The JRC (Joint Research Center), internal scientific service of the European Commission and the OSS, in collaboration with GMES & Africa and the North Africa Consortium are organizing a training session which will be dedicated to the use of the statistical tool CST for crop yield forecasting.
This session will be secured by the JRC experts and will aim to:
- Train national task leaders (especially Earth Observation experts from national mapping centers and space agencies) as well as experts from ministries of agriculture in the area of remote sensing yield forecasting.
- Stimulate exchanges between national task leaders, end users interested in crop production forecast and international experts.
- Capitalize the experiences of national task leaders and agricultural managers.
Members of other GMES consortia will be given 6 seats. Interested persons are requested to send their CV to the OSS North Africa Consortium at the following address: email@example.com, before June 6, 2021.
The workshop program will be delivered in English and French. The remote training will take place via the Zoom videoconference platform. A workshop kit, including a set of documents and working tools, will be handed over to participants before the start of the workshop. The training sessions will be streamed live on social media and their video recordings, as well as the educational material used during the workshop will be posted free of charge after the training.
The training materials will be shared after the training and will be available and accessible for free on the GMES & Africa digital training platform.
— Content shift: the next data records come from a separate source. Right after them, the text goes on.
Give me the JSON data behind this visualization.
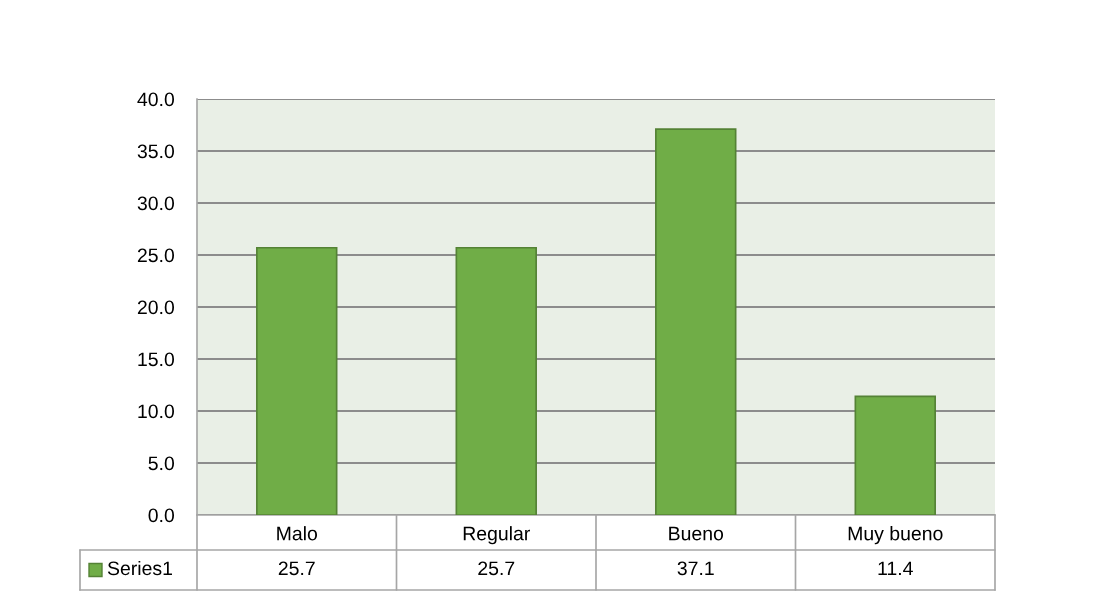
{
  "chart_data": {
    "type": "bar",
    "categories": [
      "Malo",
      "Regular",
      "Bueno",
      "Muy bueno"
    ],
    "series": [
      {
        "name": "Series1",
        "color": "#70ad47",
        "values": [
          25.7,
          25.7,
          37.1,
          11.4
        ]
      }
    ],
    "ylim": [
      0,
      40
    ],
    "yticks": [
      {
        "value": 0,
        "label": "0.0"
      },
      {
        "value": 5,
        "label": "5.0"
      },
      {
        "value": 10,
        "label": "10.0"
      },
      {
        "value": 15,
        "label": "15.0"
      },
      {
        "value": 20,
        "label": "20.0"
      },
      {
        "value": 25,
        "label": "25.0"
      },
      {
        "value": 30,
        "label": "30.0"
      },
      {
        "value": 35,
        "label": "35.0"
      },
      {
        "value": 40,
        "label": "40.0"
      }
    ],
    "grid": "y",
    "legend": "bottom",
    "data_labels": true
  }
}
CST stands for Crop growth monitoring system (CGMS) Statistical Tool. CGMS is the system developed by the MARS project of the European Commission to simulate crop growth spatially (on a regular grid) over the European Union.
It is based on the WOFOST crop model which produces crop indicators (e.g. biomass) at grid and administrative unit levels for about 10 crops during the season. CST is the statistical module that relates crop yield indicators i.e. the output of CGMS, weather or EO variables, to yield statistics through either regression analysis or the so-called scenario analysis. The principle of regression analysis is to analyse the relationship between past indicators and yield statistics at a given time in the season to predict yield for the current crop season whereas the scenario analysis searches for past years that are similar to the current season in terms of indicators and combines their yields to make a forecast.
Note that countries that do not have a CGMS like system can still access weather and EO indicators as these are available at administrative unit level on several platforms (e.g. ASAP, the JRC early warning system, but also FAO GIEWS or WFP seasonal explorer.